The door opening managed to get me out of an immediate explanation. Robin walked in wearing his usual outfit of expensive green shirt, black slacks, and shoes. He sat on a stool and said rapidly, “All right. Extremely important. Before the others get here you are not to mention, hint, or even think about how I’m in a monogamous relationship. Are we clear? It would ruin my reputation among the Panic. They’d hang me from the ceiling and beat me like a piñata. So keep your mouths shut. ¿Entienden?”
“Whatever,” I said. “Trust me, I’m traumatized enough.

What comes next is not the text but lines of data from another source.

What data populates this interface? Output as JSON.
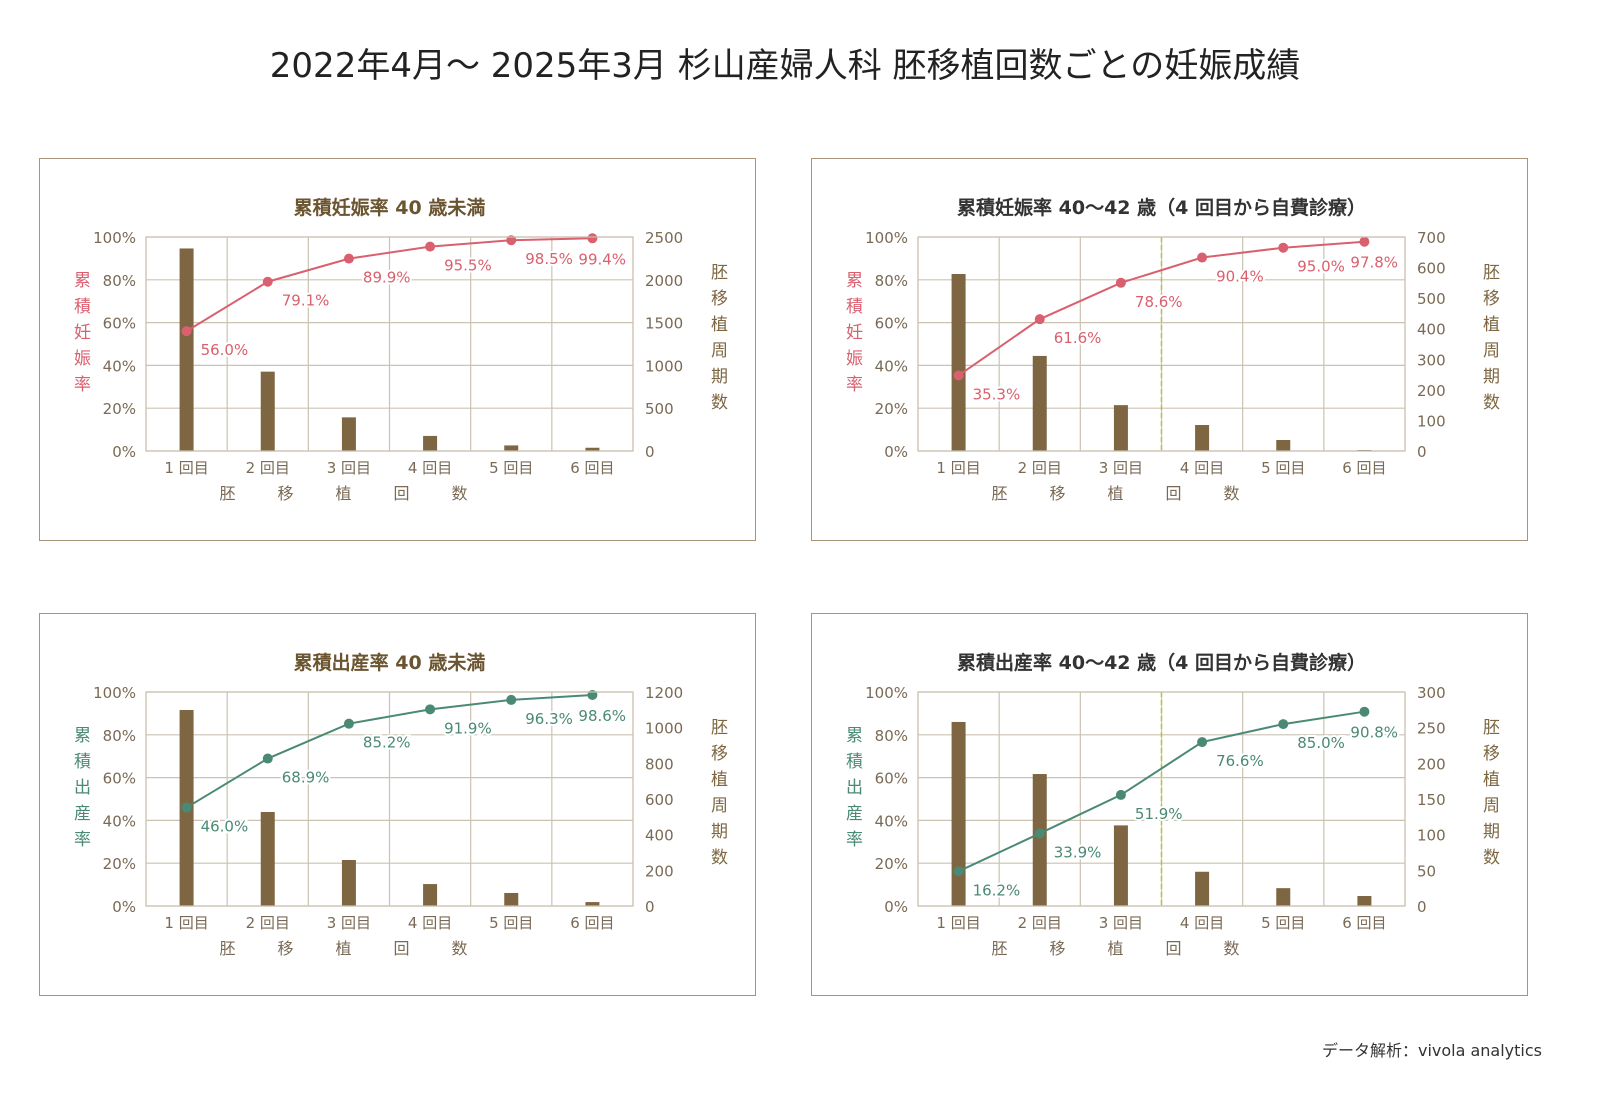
{
  "title": "2022年4月〜 2025年3月 杉山産婦人科 胚移植回数ごとの妊娠成績",
  "credit": "データ解析：vivola analytics",
  "colors": {
    "bar": "#7d6641",
    "pregnancy_line": "#d9606e",
    "birth_line": "#4a8a74",
    "grid": "#cbc2b2",
    "frame": "#a89478",
    "divider": "#b5c43a",
    "tick": "#7a6a55"
  },
  "chart_data": [
    {
      "type": "bar+line",
      "title": "累積妊娠率 40 歳未満",
      "title_color": "#6b5530",
      "categories": [
        "1 回目",
        "2 回目",
        "3 回目",
        "4 回目",
        "5 回目",
        "6 回目"
      ],
      "xlabel": "胚移植回数",
      "ylabel_left": "累積妊娠率",
      "ylabel_right": "胚移植周期数",
      "yleft_ticks": [
        "0%",
        "20%",
        "40%",
        "60%",
        "80%",
        "100%"
      ],
      "yleft_lim": [
        0,
        100
      ],
      "yright_ticks": [
        "0",
        "500",
        "1000",
        "1500",
        "2000",
        "2500"
      ],
      "yright_lim": [
        0,
        2500
      ],
      "line_values": [
        56.0,
        79.1,
        89.9,
        95.5,
        98.5,
        99.4
      ],
      "line_labels": [
        "56.0%",
        "79.1%",
        "89.9%",
        "95.5%",
        "98.5%",
        "99.4%"
      ],
      "line_color": "#d9606e",
      "bar_values": [
        2366,
        927,
        393,
        176,
        65,
        38
      ],
      "divider_after": null,
      "grid": true
    },
    {
      "type": "bar+line",
      "title": "累積妊娠率 40〜42 歳（4 回目から自費診療）",
      "title_color": "#333333",
      "categories": [
        "1 回目",
        "2 回目",
        "3 回目",
        "4 回目",
        "5 回目",
        "6 回目"
      ],
      "xlabel": "胚移植回数",
      "ylabel_left": "累積妊娠率",
      "ylabel_right": "胚移植周期数",
      "yleft_ticks": [
        "0%",
        "20%",
        "40%",
        "60%",
        "80%",
        "100%"
      ],
      "yleft_lim": [
        0,
        100
      ],
      "yright_ticks": [
        "0",
        "100",
        "200",
        "300",
        "400",
        "500",
        "600",
        "700"
      ],
      "yright_lim": [
        0,
        700
      ],
      "line_values": [
        35.3,
        61.6,
        78.6,
        90.4,
        95.0,
        97.8
      ],
      "line_labels": [
        "35.3%",
        "61.6%",
        "78.6%",
        "90.4%",
        "95.0%",
        "97.8%"
      ],
      "line_color": "#d9606e",
      "bar_values": [
        579,
        311,
        150,
        85,
        36,
        3
      ],
      "divider_after": 3,
      "grid": true
    },
    {
      "type": "bar+line",
      "title": "累積出産率 40 歳未満",
      "title_color": "#6b5530",
      "categories": [
        "1 回目",
        "2 回目",
        "3 回目",
        "4 回目",
        "5 回目",
        "6 回目"
      ],
      "xlabel": "胚移植回数",
      "ylabel_left": "累積出産率",
      "ylabel_right": "胚移植周期数",
      "yleft_ticks": [
        "0%",
        "20%",
        "40%",
        "60%",
        "80%",
        "100%"
      ],
      "yleft_lim": [
        0,
        100
      ],
      "yright_ticks": [
        "0",
        "200",
        "400",
        "600",
        "800",
        "1000",
        "1200"
      ],
      "yright_lim": [
        0,
        1200
      ],
      "line_values": [
        46.0,
        68.9,
        85.2,
        91.9,
        96.3,
        98.6
      ],
      "line_labels": [
        "46.0%",
        "68.9%",
        "85.2%",
        "91.9%",
        "96.3%",
        "98.6%"
      ],
      "line_color": "#4a8a74",
      "bar_values": [
        1099,
        527,
        258,
        123,
        73,
        22
      ],
      "divider_after": null,
      "grid": true
    },
    {
      "type": "bar+line",
      "title": "累積出産率 40〜42 歳（4 回目から自費診療）",
      "title_color": "#333333",
      "categories": [
        "1 回目",
        "2 回目",
        "3 回目",
        "4 回目",
        "5 回目",
        "6 回目"
      ],
      "xlabel": "胚移植回数",
      "ylabel_left": "累積出産率",
      "ylabel_right": "胚移植周期数",
      "yleft_ticks": [
        "0%",
        "20%",
        "40%",
        "60%",
        "80%",
        "100%"
      ],
      "yleft_lim": [
        0,
        100
      ],
      "yright_ticks": [
        "0",
        "50",
        "100",
        "150",
        "200",
        "250",
        "300"
      ],
      "yright_lim": [
        0,
        300
      ],
      "line_values": [
        16.2,
        33.9,
        51.9,
        76.6,
        85.0,
        90.8
      ],
      "line_labels": [
        "16.2%",
        "33.9%",
        "51.9%",
        "76.6%",
        "85.0%",
        "90.8%"
      ],
      "line_color": "#4a8a74",
      "bar_values": [
        258,
        185,
        113,
        48,
        25,
        14
      ],
      "divider_after": 3,
      "grid": true
    }
  ]
}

The last thing I want to talk about with a hundred other yous is your sex life.”
The green eyes shifted to something less Robin and considerably nastier as he raised his voice. “Come on in, brothers! Adelfae! Hear the news.” The door swung open again to reveal a streaming horde of pucks. “It’s true. Goodfellow is monogamous. He’s become a freak. A pervert. Depravity on the cloven hoof.”
“Or his balls fell off,” suggested another puck who came to the bar. “Or his dick. Anyone who would hang about with Bacchus is bound to get a catastrophic genital rotting illness at some point.” This one was also identical except his hair was a few inches longer and he had both ears pierced with small gold hoops.
Niko looked at me as the priest must’ve looked at the guy sitting in the electric chair in the old days right before the switch was flipped: resigned sympathy. “I didn’t know he wasn’t Goodfellow,” I protested, feeling the desperation sharply. Not our Goodfellow at any rate, but his carbon copy. “He looks dead-on Robin. He said he was Robin.”
“Implied,” Niko corrected, the sympathy turning one hundred and eighty degrees to a mildly sadistic pleasure he didn’t make an effort to hide. “He implied it. He didn’t say it.”
“He’s wearing the same kind of clothes Robin would wear”—I kept up the crumbling defense—“and all of them smell the same.” I hadn’t inherited the Auphe ability to see in the dark, but I had inherited their sharp sense of smell. “Every one of them smells like frigging Irish Spring. All green and minty. It’s not my fault.”
He put the glass down and patted my back. “It was nice knowing you, little brother. When Goodfellow is through with you and if there’s enough left to bury, I’ll find you a nice plot.” The pucks kept pouring through the door and, immune to pheromones or not, I felt pretty damn panicked as they kept coming and coming. And I wasn’t touching that double entendre with a ten-foot pole…or that one either.
Another puck came pushing through the crowd. As soon as the others spotted him they started singing some ancient seventies song: “‘Do you like piña coladas? And getting caught in the rain…’” The tone was pure derisive malice, obviously not a “Hey, great to see ya, brother. Congrats on the boyfriend” song.
A fist banged against the bar, rattling the glasses. “Who told them?” this puck demanded with a poisonous hiss that would’ve done any rattlesnake proud.